III. TEACHING PROCEDURES:
1) Anticipatory Set
a. Ask the students what they remember from Fridays lesson about the
Desert Southwest Indians.
i. Customs
ii. Culture
iii. Location
iv. Food, Shelter, Tools, Clothes
2) Development
a. Read through text pages 76-80 while pointing out main ideas about the
culture of the people and their lifestyle and why the two go hand in
hand.
b. Map out the different areas of the people in order to explain the
peoples needs and their resources.
c. Have the students compare/contrast the needs of the different cultures
mentioned and predict how it would affect their need for bartering.
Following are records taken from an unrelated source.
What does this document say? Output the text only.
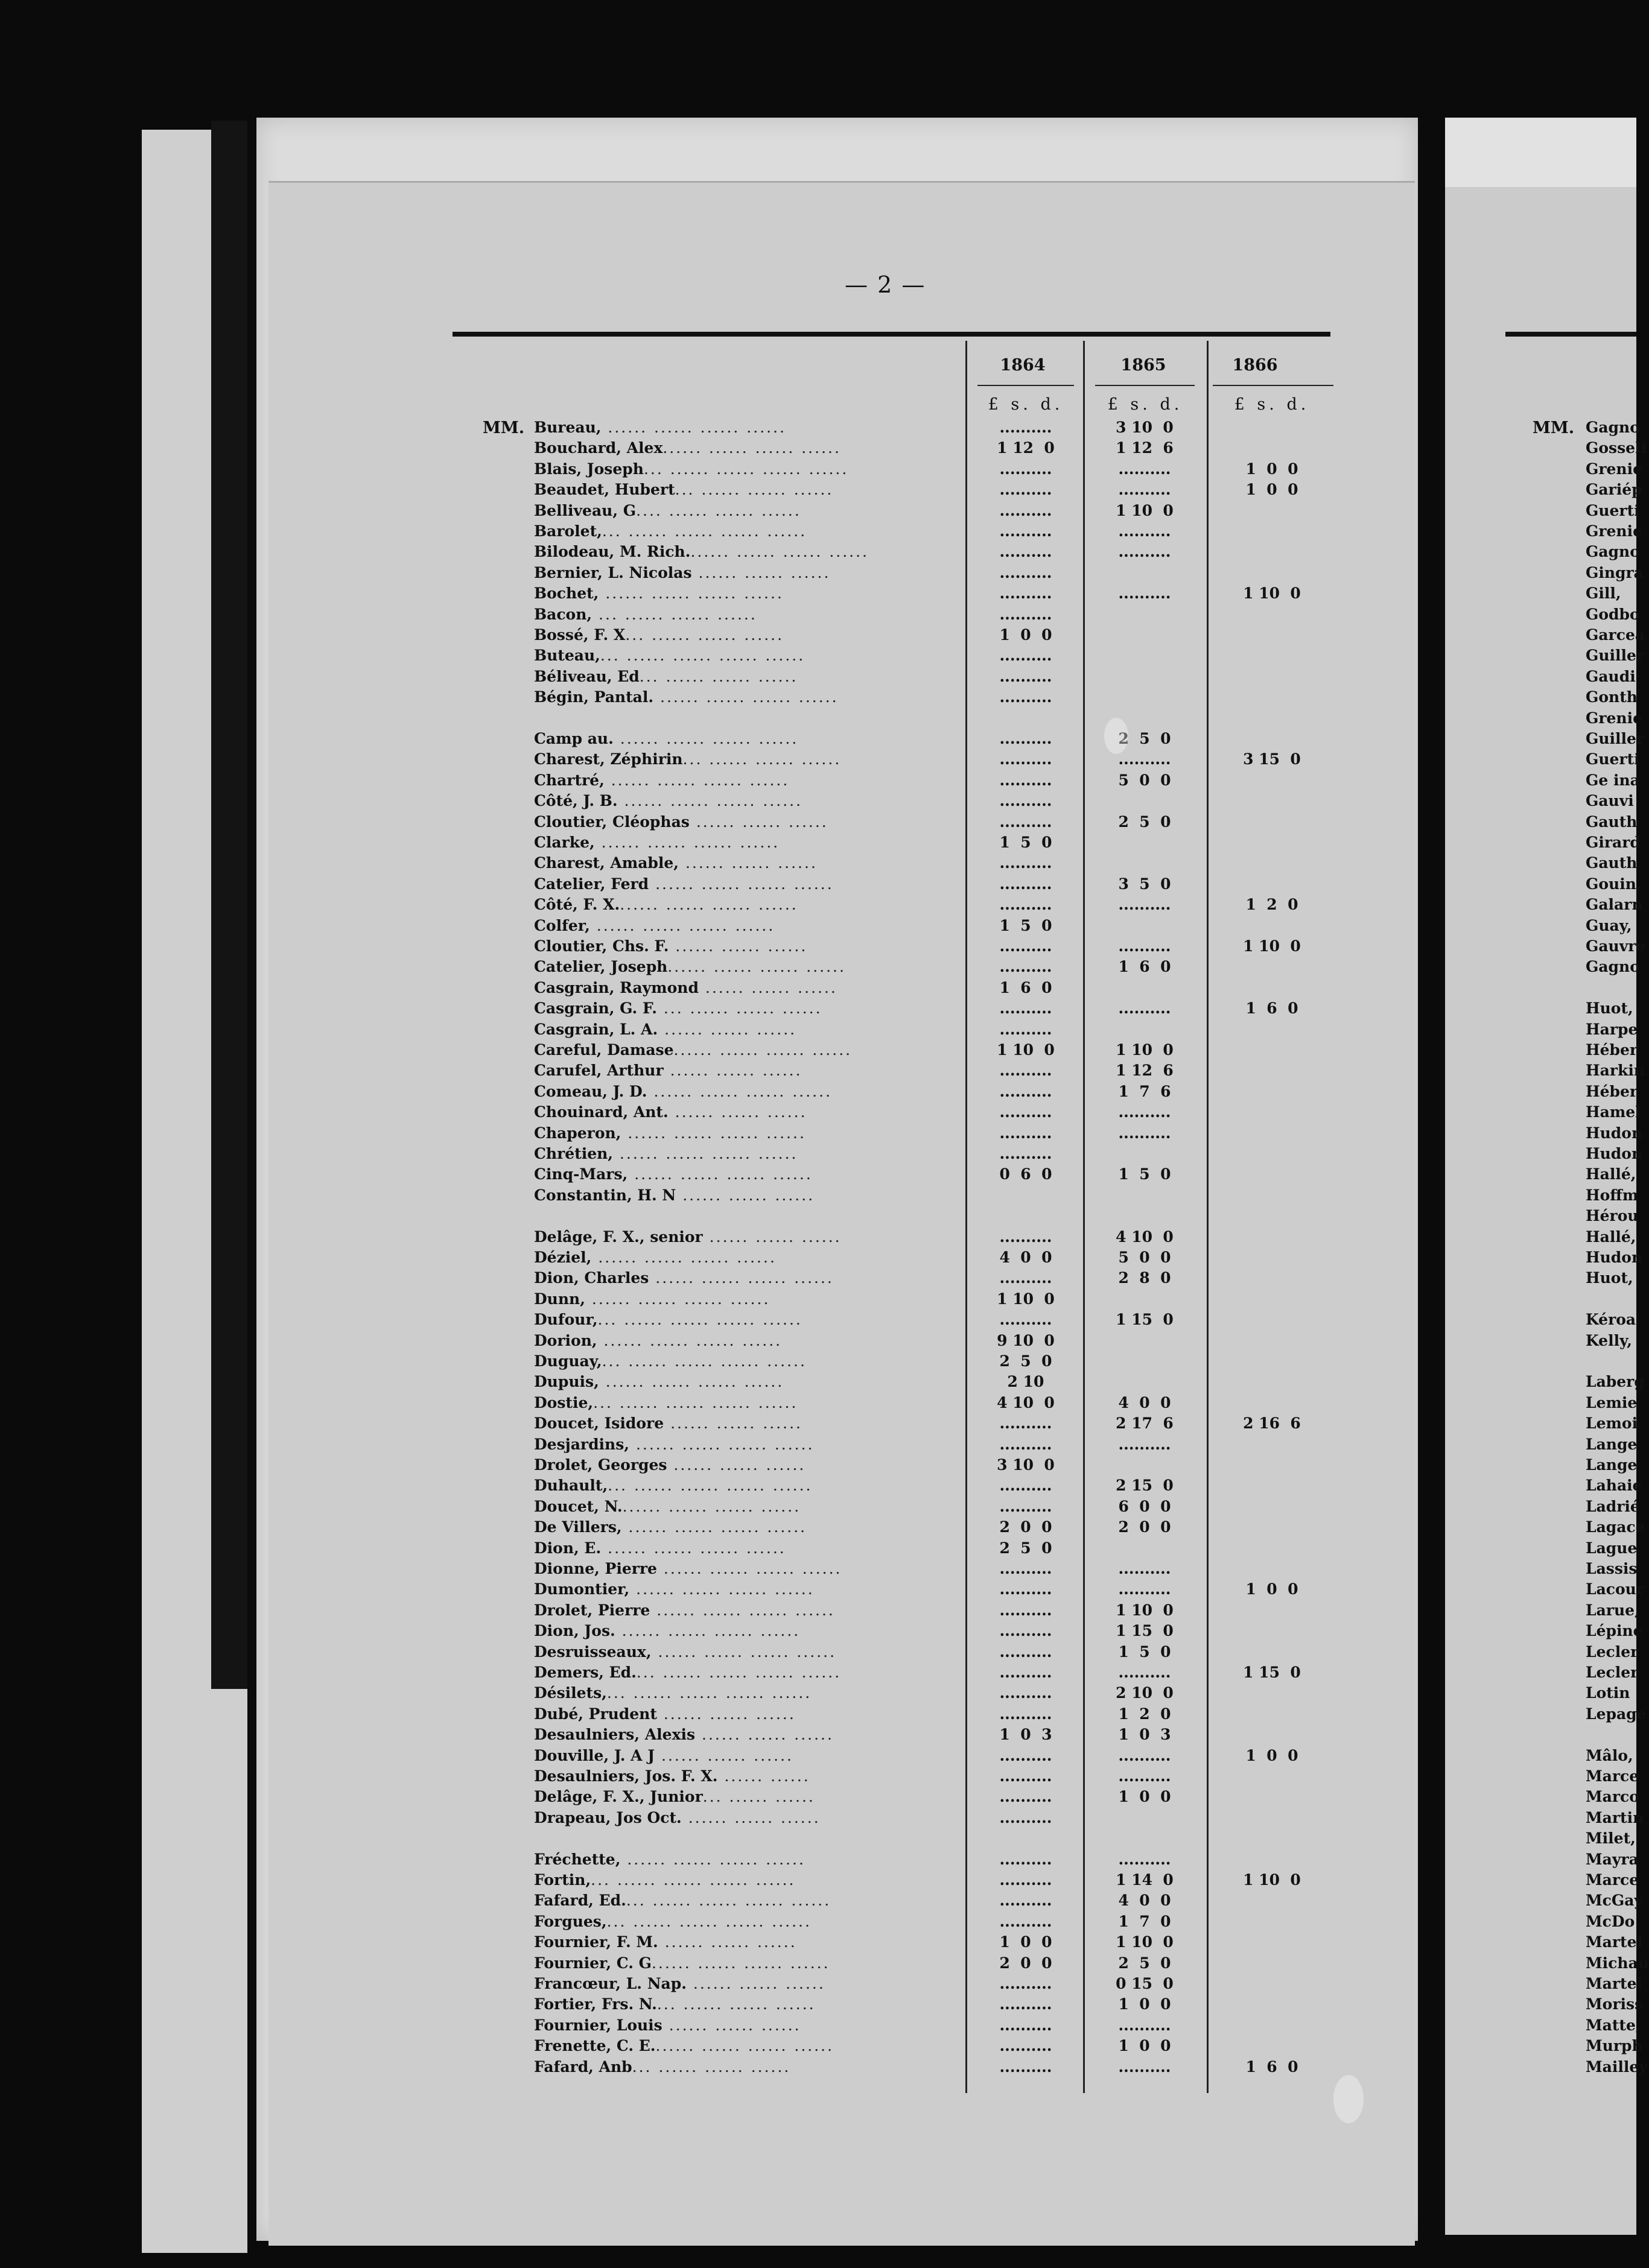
— 2 —
1864	1865	1866
£ s. d.	£ s. d.	£ s. d.
MM.	MM.
Bureau, ...... ...... ...... ......	..........	3 10  0
Bouchard, Alex...... ...... ...... ......	1 12  0	1 12  6
Blais, Joseph... ...... ...... ...... ......	..........	..........	1  0  0
Beaudet, Hubert... ...... ...... ......	..........	..........	1  0  0
Belliveau, G.... ...... ...... ......	..........	1 10  0
Barolet,... ...... ...... ...... ......	..........	..........
Bilodeau, M. Rich....... ...... ...... ......	..........	..........
Bernier, L. Nicolas ...... ...... ......	..........
Bochet, ...... ...... ...... ......	..........	..........	1 10  0
Bacon, ... ...... ...... ......	..........
Bossé, F. X... ...... ...... ......	1  0  0
Buteau,... ...... ...... ...... ......	..........
Béliveau, Ed... ...... ...... ......	..........
Bégin, Pantal. ...... ...... ...... ......	..........
Camp au. ...... ...... ...... ......	..........	2  5  0
Charest, Zéphirin... ...... ...... ......	..........	..........	3 15  0
Chartré, ...... ...... ...... ......	..........	5  0  0
Côté, J. B. ...... ...... ...... ......	..........
Cloutier, Cléophas ...... ...... ......	..........	2  5  0
Clarke, ...... ...... ...... ......	1  5  0
Charest, Amable, ...... ...... ......	..........
Catelier, Ferd ...... ...... ...... ......	..........	3  5  0
Côté, F. X....... ...... ...... ......	..........	..........	1  2  0
Colfer, ...... ...... ...... ......	1  5  0
Cloutier, Chs. F. ...... ...... ......	..........	..........	1 10  0
Catelier, Joseph...... ...... ...... ......	..........	1  6  0
Casgrain, Raymond ...... ...... ......	1  6  0
Casgrain, G. F. ... ...... ...... ......	..........	..........	1  6  0
Casgrain, L. A. ...... ...... ......	..........
Careful, Damase...... ...... ...... ......	1 10  0	1 10  0
Carufel, Arthur ...... ...... ......	..........	1 12  6
Comeau, J. D. ...... ...... ...... ......	..........	1  7  6
Chouinard, Ant. ...... ...... ......	..........	..........
Chaperon, ...... ...... ...... ......	..........	..........
Chrétien, ...... ...... ...... ......	..........
Cinq-Mars, ...... ...... ...... ......	0  6  0	1  5  0
Constantin, H. N ...... ...... ......
Delâge, F. X., senior ...... ...... ......	..........	4 10  0
Déziel, ...... ...... ...... ......	4  0  0	5  0  0
Dion, Charles ...... ...... ...... ......	..........	2  8  0
Dunn, ...... ...... ...... ......	1 10  0
Dufour,... ...... ...... ...... ......	..........	1 15  0
Dorion, ...... ...... ...... ......	9 10  0
Duguay,... ...... ...... ...... ......	2  5  0
Dupuis, ...... ...... ...... ......	2 10
Dostie,... ...... ...... ...... ......	4 10  0	4  0  0
Doucet, Isidore ...... ...... ......	..........	2 17  6	2 16  6
Desjardins, ...... ...... ...... ......	..........	..........
Drolet, Georges ...... ...... ......	3 10  0
Duhault,... ...... ...... ...... ......	..........	2 15  0
Doucet, N....... ...... ...... ......	..........	6  0  0
De Villers, ...... ...... ...... ......	2  0  0	2  0  0
Dion, E. ...... ...... ...... ......	2  5  0
Dionne, Pierre ...... ...... ...... ......	..........	..........
Dumontier, ...... ...... ...... ......	..........	..........	1  0  0
Drolet, Pierre ...... ...... ...... ......	..........	1 10  0
Dion, Jos. ...... ...... ...... ......	..........	1 15  0
Desruisseaux, ...... ...... ...... ......	..........	1  5  0
Demers, Ed.... ...... ...... ...... ......	..........	..........	1 15  0
Désilets,... ...... ...... ...... ......	..........	2 10  0
Dubé, Prudent ...... ...... ......	..........	1  2  0
Desaulniers, Alexis ...... ...... ......	1  0  3	1  0  3
Douville, J. A J ...... ...... ......	..........	..........	1  0  0
Desaulniers, Jos. F. X. ...... ......	..........	..........
Delâge, F. X., Junior... ...... ......	..........	1  0  0
Drapeau, Jos Oct. ...... ...... ......	..........
Fréchette, ...... ...... ...... ......	..........	..........
Fortin,... ...... ...... ...... ......	..........	1 14  0	1 10  0
Fafard, Ed.... ...... ...... ...... ......	..........	4  0  0
Forgues,... ...... ...... ...... ......	..........	1  7  0
Fournier, F. M. ...... ...... ......	1  0  0	1 10  0
Fournier, C. G...... ...... ...... ......	2  0  0	2  5  0
Francœur, L. Nap. ...... ...... ......	..........	0 15  0
Fortier, Frs. N.... ...... ...... ......	..........	1  0  0
Fournier, Louis ...... ...... ......	..........	..........
Frenette, C. E....... ...... ...... ......	..........	1  0  0
Fafard, Anb... ...... ...... ......	..........	..........	1  6  0
Gagno
Gosseli
Grenie
Gariép
Guerti
Grenie
Gagno
Gingra
Gill,
Godbo
Garcea
Guiller
Gaudi
Gonth
Grenie
Guiller
Guerti
Ge ina
Gauvi
Gauth
Girard
Gauth
Gouin,
Galarn
Guay,
Gauvre
Gagno
Huot,
Harpe
Héber
Harkin
Héber
Hamel
Hudon
Hudon
Hallé,
Hoffm
Hérou
Hallé,
Hudon
Huot,
Kéroa
Kelly,
Laberg
Lemie
Lemoi
Lange
Lange
Lahaie
Ladrié
Lagace
Lague
Lassis
Lacour
Larue,
Lépine
Lecler
Lecler
Lotin
Lepage
Mâlo,
Marce
Marco
Martin
Milet,
Mayra
Marce
McGay
McDo
Martel
Michau
Martel
Moriss
Matte,
Murph
Mailley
3) Guided and Independent Practice/Assessment
a. Play School House Rock video about bartering to introduce the subject.
b. Point out the situations outlined by the video and the cultures
represented.
c. Have the students discuss/predict the possible challenges that these
specific groups might have.
i. Communication (common language)
ii. Different needs (based on location, etc.)
iii. Difficulty of comparing one object to another -> need for
currency
d. Bartering simulation:
i. Give each student a list of needs and a bag of goods
1. Discuss wants vs. needs (trading for color preferences)
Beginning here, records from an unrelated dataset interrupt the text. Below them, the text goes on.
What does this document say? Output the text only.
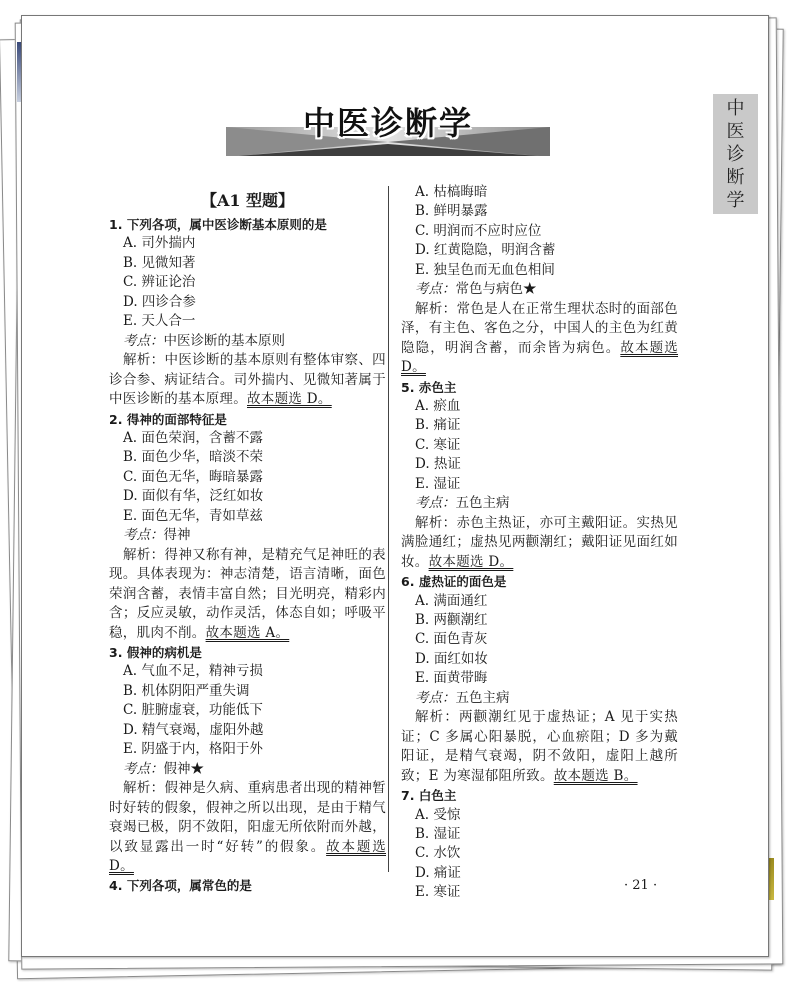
中医诊断学	中
医
诊
断
学
【A1 型题】
1. 下列各项，属中医诊断基本原则的是
A. 司外揣内
B. 见微知著
C. 辨证论治
D. 四诊合参
E. 天人合一
考点：中医诊断的基本原则
解析：中医诊断的基本原则有整体审察、四诊合参、病证结合。司外揣内、见微知著属于中医诊断的基本原理。故本题选 D。
2. 得神的面部特征是
A. 面色荣润，含蓄不露
B. 面色少华，暗淡不荣
C. 面色无华，晦暗暴露
D. 面似有华，泛红如妆
E. 面色无华，青如草兹
考点：得神
解析：得神又称有神，是精充气足神旺的表现。具体表现为：神志清楚，语言清晰，面色荣润含蓄，表情丰富自然；目光明亮，精彩内含；反应灵敏，动作灵活，体态自如；呼吸平稳，肌肉不削。故本题选 A。
3. 假神的病机是
A. 气血不足，精神亏损
B. 机体阴阳严重失调
C. 脏腑虚衰，功能低下
D. 精气衰竭，虚阳外越
E. 阴盛于内，格阳于外
考点：假神★
解析：假神是久病、重病患者出现的精神暂时好转的假象，假神之所以出现，是由于精气衰竭已极，阴不敛阳，阳虚无所依附而外越，以致显露出一时“好转”的假象。故本题选 D。
4. 下列各项，属常色的是
A. 枯槁晦暗
B. 鲜明暴露
C. 明润而不应时应位
D. 红黄隐隐，明润含蓄
E. 独呈色而无血色相间
考点：常色与病色★
解析：常色是人在正常生理状态时的面部色泽，有主色、客色之分，中国人的主色为红黄隐隐，明润含蓄，而余皆为病色。故本题选 D。
5. 赤色主
A. 瘀血
B. 痛证
C. 寒证
D. 热证
E. 湿证
考点：五色主病
解析：赤色主热证，亦可主戴阳证。实热见满脸通红；虚热见两颧潮红；戴阳证见面红如妆。故本题选 D。
6. 虚热证的面色是
A. 满面通红
B. 两颧潮红
C. 面色青灰
D. 面红如妆
E. 面黄带晦
考点：五色主病
解析：两颧潮红见于虚热证；A 见于实热证；C 多属心阳暴脱，心血瘀阻；D 多为戴阳证，是精气衰竭，阴不敛阳，虚阳上越所致；E 为寒湿郁阻所致。故本题选 B。
7. 白色主
A. 受惊
B. 湿证
C. 水饮
D. 痛证
E. 寒证	· 21 ·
ii. Tell them that they each need to end up with
1. 1 pencil
2. 1 Binder clip
3. 1 Pencil grip
4. 2 erasers
5. 1 piece of gum
iii. Tell them to walk around the classroom making barters with the
goal of getting each of these supplies.
iv. Forbid talking. Only allow hand gestures and drawings (no
words).

4) Closure
a. Have the students share their barters and their explanation for them.
b. Have the students talk to the partner to discuss what they learned and
share what their partner said.
c. Have the students write why trade was important and why it was
important that a common language was created for bartering.
IV. MATERIALS:
a. History textbook
b. Maps
i. Regions of North America:
https://en.wikibooks.org/wiki/The_History_of_the_Native_Peoples_of_
the_Americas/Introduction__The_First_People_in_the_New_World#/media/File:NativeAmericanRe
gions_map_1.jpg
ii. Columbia River:
https://upload.wikimedia.org/wikipedia/commons/e/e4/Columbiarive
rmap.png
c. School House Rock Video: https://www.youtube.com/watch?
v=wHY5cdExNa8&feature=share
d. Simulation bags
i. Pencils
ii. Erasers
iii. Pencil grips
iv. Gum
v. Binder clips
vi. Baggies
V. ADAPTATIONS/PLAN MODIFICATIONS:
a. Extra time: Ask the students to compare bartering then to bartering
today. (Trading cards, etc.)
b. Not enough time: Skip the School House Rock video
c. Struggling learners: Have the students partner up to do the simulation or
do a smaller example with a volunteer to make the idea more clear
through a more simple transaction. (Use an example of Pokemon Cards or
similar)
VI. EVALUATION:
1) Formative: Circulate during conversations. Ask for student responses (thinkpair-share). Write down notes about bartering transactions.
2) Summative: Discussion at the end of the lesson. Written responses to
questions at the end.
VII.
REFLECTION:
1) Did the students meet the lesson objective?

2) In what ways did this lesson go well? Not go well?

3) How could this lesson be improved in the future?